# Neuer Prozessor ver.2 :)



## Sebastian1234 (25. Mai 2018)

Hey, wie ihr ja vllt wisst, wollte ich mir vor ein paar Monaten einen neuen Prozessor kaufen. Das war der 8700k. Da das aber dann wegen privaten Anlässen doch nicht geklappt hat, wollte ich nochmal hier fragen:
Habe momentan einen AMD FX 8370E @ 4,0 GHZ(Primestable, gestestet: 7 Stunden) auf einem ASRock N68-GS4-USB3 FX REV. 2, ein Xilence Performance C 400W Netzteil und eine GTX 1060 3GB(Sollte ja eine neue werden aber meine Eltern haben gesagt, dass ich noch etwas warten soll wegen den Preisen.)
Hätte 2 Methoden:
1. Dieser Mindfactory Warenkorb:
https://www.mindfactory.de/shopping...221aeb5038063cf040152d1b41c8a873da6ece8fb004c
2. Eine neue Grafikkarte(1080 oder 1080 TI incl. das Netzteil aus dem Warenkorb)
Was ist mir wichtig:
1. und wichtigster Punkt ist die Zukunftssicherheit.
2. Es soll gut in Gaming/Videoschnitt sein.
3. Ich zocke viel Minecraft(sehr Hardware intensive Modpacks) aber auch ETS2, GTA, Watch Dogs 2, My Summer car, usw.

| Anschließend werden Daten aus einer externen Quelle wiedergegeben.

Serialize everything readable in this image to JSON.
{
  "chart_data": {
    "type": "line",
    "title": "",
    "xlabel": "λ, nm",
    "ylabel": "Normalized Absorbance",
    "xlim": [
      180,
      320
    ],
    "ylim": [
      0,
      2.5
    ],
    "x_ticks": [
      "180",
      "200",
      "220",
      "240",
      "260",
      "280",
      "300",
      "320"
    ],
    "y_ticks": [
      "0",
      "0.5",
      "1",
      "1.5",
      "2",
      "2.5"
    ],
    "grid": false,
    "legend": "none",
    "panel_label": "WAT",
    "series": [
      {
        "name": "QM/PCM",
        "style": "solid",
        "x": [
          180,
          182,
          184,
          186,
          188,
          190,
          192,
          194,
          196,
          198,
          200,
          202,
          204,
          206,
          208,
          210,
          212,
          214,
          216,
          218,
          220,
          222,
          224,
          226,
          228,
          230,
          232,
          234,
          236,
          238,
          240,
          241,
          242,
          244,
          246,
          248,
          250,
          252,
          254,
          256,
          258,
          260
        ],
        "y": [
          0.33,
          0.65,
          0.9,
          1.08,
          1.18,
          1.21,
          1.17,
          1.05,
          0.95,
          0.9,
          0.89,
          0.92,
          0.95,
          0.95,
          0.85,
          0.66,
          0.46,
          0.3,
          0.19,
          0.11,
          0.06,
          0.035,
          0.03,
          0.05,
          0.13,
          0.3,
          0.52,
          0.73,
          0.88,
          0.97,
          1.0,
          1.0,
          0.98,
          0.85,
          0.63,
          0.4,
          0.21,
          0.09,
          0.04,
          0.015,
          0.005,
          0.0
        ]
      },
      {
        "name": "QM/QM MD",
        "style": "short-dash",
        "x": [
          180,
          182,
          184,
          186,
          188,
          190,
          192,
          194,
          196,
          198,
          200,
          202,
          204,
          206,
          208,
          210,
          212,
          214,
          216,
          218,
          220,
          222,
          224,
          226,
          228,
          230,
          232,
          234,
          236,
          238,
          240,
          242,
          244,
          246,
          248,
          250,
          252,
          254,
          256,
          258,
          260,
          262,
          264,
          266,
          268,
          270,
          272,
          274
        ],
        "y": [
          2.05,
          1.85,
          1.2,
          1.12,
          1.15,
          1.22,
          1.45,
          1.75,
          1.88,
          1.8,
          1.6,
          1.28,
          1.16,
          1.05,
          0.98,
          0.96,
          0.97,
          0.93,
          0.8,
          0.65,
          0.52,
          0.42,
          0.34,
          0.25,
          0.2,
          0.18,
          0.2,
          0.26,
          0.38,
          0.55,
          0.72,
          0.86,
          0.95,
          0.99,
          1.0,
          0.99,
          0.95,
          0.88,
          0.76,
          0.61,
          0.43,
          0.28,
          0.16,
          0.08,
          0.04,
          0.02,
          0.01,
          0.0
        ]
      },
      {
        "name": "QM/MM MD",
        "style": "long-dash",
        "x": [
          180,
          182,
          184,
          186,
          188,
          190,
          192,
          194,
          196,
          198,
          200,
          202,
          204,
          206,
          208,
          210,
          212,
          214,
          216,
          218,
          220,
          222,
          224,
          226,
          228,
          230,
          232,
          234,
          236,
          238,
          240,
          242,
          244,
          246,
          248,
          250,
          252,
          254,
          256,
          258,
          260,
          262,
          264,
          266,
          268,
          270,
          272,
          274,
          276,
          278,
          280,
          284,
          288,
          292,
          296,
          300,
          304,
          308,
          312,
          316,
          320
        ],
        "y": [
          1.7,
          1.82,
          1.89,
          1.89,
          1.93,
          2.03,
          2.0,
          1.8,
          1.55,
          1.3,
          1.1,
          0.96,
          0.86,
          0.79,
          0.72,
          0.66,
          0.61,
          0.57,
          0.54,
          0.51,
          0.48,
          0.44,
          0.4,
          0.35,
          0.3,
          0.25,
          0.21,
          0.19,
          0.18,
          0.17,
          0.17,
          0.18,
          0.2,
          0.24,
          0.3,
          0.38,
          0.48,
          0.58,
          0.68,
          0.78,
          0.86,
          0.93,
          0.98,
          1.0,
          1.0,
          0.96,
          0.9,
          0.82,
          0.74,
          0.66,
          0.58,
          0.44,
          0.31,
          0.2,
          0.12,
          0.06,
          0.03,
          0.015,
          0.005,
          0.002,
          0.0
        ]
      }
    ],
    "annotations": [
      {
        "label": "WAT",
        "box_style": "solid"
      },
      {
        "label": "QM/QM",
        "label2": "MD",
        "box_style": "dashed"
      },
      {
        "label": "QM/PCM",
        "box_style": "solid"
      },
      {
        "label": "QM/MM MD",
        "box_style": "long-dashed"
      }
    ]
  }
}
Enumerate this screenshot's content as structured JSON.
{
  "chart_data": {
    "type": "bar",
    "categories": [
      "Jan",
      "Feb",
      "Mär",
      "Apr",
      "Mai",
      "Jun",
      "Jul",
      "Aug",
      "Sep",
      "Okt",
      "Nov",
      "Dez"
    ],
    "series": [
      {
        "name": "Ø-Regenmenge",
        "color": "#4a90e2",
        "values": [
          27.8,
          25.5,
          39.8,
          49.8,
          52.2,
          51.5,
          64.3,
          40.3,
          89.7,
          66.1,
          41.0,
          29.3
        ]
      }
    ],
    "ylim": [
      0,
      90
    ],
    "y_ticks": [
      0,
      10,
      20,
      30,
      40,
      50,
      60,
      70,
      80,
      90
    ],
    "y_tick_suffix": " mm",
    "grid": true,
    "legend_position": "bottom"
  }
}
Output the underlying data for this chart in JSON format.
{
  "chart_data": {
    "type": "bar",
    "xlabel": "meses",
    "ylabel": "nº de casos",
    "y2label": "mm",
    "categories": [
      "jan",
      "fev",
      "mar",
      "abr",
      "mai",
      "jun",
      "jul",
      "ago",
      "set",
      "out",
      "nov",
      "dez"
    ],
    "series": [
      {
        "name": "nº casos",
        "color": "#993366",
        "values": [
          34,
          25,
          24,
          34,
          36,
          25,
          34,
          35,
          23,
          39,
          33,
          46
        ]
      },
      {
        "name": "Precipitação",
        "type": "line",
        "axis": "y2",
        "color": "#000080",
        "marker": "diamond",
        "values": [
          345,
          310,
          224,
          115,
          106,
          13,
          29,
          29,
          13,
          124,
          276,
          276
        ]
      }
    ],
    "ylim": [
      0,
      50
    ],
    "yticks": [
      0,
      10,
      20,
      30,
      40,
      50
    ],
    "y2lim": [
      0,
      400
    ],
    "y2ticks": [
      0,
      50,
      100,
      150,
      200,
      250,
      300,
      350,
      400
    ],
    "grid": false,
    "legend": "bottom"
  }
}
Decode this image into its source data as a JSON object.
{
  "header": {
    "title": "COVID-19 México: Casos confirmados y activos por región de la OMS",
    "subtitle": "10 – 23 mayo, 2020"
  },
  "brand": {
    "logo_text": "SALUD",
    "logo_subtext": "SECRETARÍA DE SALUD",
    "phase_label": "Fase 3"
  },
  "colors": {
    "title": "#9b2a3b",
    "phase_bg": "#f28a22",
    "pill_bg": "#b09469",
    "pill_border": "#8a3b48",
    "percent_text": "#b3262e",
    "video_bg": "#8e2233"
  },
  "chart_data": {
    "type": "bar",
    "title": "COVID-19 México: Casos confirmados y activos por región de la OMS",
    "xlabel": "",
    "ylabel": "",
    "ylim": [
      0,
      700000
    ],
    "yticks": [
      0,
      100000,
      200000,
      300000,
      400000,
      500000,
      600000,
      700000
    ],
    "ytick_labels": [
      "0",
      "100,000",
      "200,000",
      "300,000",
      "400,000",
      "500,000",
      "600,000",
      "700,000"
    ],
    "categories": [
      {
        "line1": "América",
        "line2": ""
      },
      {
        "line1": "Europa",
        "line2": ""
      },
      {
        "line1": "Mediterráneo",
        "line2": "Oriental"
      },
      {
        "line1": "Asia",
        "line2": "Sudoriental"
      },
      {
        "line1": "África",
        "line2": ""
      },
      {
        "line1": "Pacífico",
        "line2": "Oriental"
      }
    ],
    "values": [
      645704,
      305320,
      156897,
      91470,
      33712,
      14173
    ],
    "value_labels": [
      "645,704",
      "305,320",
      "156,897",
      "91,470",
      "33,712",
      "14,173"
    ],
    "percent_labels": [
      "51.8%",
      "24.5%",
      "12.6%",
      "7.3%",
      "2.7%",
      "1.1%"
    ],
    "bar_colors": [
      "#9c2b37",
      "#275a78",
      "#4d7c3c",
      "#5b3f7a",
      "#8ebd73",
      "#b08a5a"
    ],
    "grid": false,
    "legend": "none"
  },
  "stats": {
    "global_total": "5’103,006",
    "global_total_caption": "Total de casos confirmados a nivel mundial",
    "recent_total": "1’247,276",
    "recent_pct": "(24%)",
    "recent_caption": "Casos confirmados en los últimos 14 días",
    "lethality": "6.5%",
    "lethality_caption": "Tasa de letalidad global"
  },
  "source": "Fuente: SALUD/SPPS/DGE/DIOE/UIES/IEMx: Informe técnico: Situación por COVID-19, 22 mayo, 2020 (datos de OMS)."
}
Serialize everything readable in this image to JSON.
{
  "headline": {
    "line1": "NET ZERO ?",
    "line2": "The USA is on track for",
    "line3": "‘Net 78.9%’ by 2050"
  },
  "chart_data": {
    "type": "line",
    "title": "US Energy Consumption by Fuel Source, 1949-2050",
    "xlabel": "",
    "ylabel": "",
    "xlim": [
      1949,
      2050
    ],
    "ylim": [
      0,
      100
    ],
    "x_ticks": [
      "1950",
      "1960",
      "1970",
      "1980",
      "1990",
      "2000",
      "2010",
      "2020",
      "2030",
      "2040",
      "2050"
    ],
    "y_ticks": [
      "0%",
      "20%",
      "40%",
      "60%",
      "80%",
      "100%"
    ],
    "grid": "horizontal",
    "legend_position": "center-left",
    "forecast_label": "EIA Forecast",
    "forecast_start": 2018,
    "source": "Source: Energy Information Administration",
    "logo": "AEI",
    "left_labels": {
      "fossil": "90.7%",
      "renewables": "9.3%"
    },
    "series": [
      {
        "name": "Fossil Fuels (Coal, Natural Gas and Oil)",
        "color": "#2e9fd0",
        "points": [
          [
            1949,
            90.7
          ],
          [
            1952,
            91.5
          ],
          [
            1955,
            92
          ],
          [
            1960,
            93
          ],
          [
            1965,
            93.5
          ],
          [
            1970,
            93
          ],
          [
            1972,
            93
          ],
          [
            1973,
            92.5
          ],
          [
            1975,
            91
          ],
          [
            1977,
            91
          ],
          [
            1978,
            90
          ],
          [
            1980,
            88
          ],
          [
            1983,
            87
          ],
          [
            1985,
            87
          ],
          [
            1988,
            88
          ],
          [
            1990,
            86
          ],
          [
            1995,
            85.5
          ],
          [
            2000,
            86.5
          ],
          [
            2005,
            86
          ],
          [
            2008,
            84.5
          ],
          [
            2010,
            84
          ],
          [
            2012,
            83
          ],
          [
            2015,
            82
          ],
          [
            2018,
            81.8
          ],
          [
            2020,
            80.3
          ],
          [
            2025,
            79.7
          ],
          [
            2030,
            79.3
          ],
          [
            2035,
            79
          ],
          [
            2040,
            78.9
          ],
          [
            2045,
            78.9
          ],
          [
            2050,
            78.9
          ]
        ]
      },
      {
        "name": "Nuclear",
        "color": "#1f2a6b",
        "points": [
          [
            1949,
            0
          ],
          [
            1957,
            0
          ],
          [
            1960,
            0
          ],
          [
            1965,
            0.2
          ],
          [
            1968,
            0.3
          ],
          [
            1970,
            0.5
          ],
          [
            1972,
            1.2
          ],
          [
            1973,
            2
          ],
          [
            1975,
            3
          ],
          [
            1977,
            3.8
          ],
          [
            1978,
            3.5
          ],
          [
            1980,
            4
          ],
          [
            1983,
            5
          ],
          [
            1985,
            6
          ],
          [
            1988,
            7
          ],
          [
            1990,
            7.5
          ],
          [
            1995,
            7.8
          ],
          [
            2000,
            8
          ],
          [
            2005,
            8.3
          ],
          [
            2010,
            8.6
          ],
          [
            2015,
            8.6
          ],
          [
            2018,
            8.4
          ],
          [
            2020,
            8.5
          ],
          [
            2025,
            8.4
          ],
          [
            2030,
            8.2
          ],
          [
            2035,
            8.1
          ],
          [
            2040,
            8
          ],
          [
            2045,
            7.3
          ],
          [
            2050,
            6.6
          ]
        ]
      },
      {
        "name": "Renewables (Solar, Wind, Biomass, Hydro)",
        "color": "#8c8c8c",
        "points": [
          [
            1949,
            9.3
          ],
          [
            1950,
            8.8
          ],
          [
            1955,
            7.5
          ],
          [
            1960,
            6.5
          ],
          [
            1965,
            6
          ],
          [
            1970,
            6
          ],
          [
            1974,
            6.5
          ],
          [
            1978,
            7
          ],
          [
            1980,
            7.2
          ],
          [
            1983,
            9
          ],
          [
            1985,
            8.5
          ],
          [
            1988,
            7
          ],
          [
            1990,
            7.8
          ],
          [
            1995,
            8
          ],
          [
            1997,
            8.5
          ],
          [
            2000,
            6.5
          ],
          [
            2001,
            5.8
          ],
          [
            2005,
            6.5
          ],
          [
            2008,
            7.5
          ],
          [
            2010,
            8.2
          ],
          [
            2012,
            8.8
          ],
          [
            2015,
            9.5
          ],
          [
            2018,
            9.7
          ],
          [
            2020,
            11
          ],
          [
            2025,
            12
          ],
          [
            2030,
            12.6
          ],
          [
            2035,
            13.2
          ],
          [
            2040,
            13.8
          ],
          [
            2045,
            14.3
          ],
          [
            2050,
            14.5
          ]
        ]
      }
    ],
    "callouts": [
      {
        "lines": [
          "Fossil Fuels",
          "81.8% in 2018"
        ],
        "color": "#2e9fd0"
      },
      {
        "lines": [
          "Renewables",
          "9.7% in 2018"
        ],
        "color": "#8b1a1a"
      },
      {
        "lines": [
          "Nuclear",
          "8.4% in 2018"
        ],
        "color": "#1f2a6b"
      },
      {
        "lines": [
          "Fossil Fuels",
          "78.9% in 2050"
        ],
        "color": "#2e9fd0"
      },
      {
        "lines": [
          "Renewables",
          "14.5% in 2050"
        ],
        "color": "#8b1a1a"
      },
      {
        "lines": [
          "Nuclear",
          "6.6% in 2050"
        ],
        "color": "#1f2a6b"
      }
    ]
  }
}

Ich hoffe, dass ihr mir irgendwie helfen könnt.
LG Sebastian


----------



## Gareas (25. Mai 2018)

Also die Grafikkarte ist eigentlich gar nicht mal so schlecht. Mit Videoschnitt kenne ich mich nicht aus aber zum zocken sollte die aktuell noch gut sein. Wo du meiner Meinung nach definitiv ran musst ist die CPU, der alte AMD ist nicht wirklich das gelbe vom Ei. Zum zocken würde es auch der Ryzen 2600X tun, finde der Aufpreis zum 2700X steht nicht im Verhältnis zum FPS Gewinn, zumindest laut Benchmarks.


----------



## Sebastian1234 (25. Mai 2018)

Naja, das Problem ist halt, dass in vielen Spielen meine Grafikkarte 100% ausgelastet ist. Vorher war meine CPU z.B. bei 60% Auslastung, durch die Übertaktung nur noch bei 53%. Laut YT-Videos reichen 3GB auch nicht mehr lange. Bin echt unentschlossen. Kann ja auch mal nach gebrauchten 1080 TI's schauen. Vielleicht gibt es die ja billig.


----------



## Herbboy (26. Mai 2018)

Ein Ryzen 7 2700X ist gut, aber Du kannst auch ein deutlich günstigeres Mainboard nehmen, und ein 750W-Netzteil ist selbst mit einer GTX 1080 Ti kompletter Unsinn, lieber eines mit 450-500W für 50-70€.


----------



## Sebastian1234 (26. Mai 2018)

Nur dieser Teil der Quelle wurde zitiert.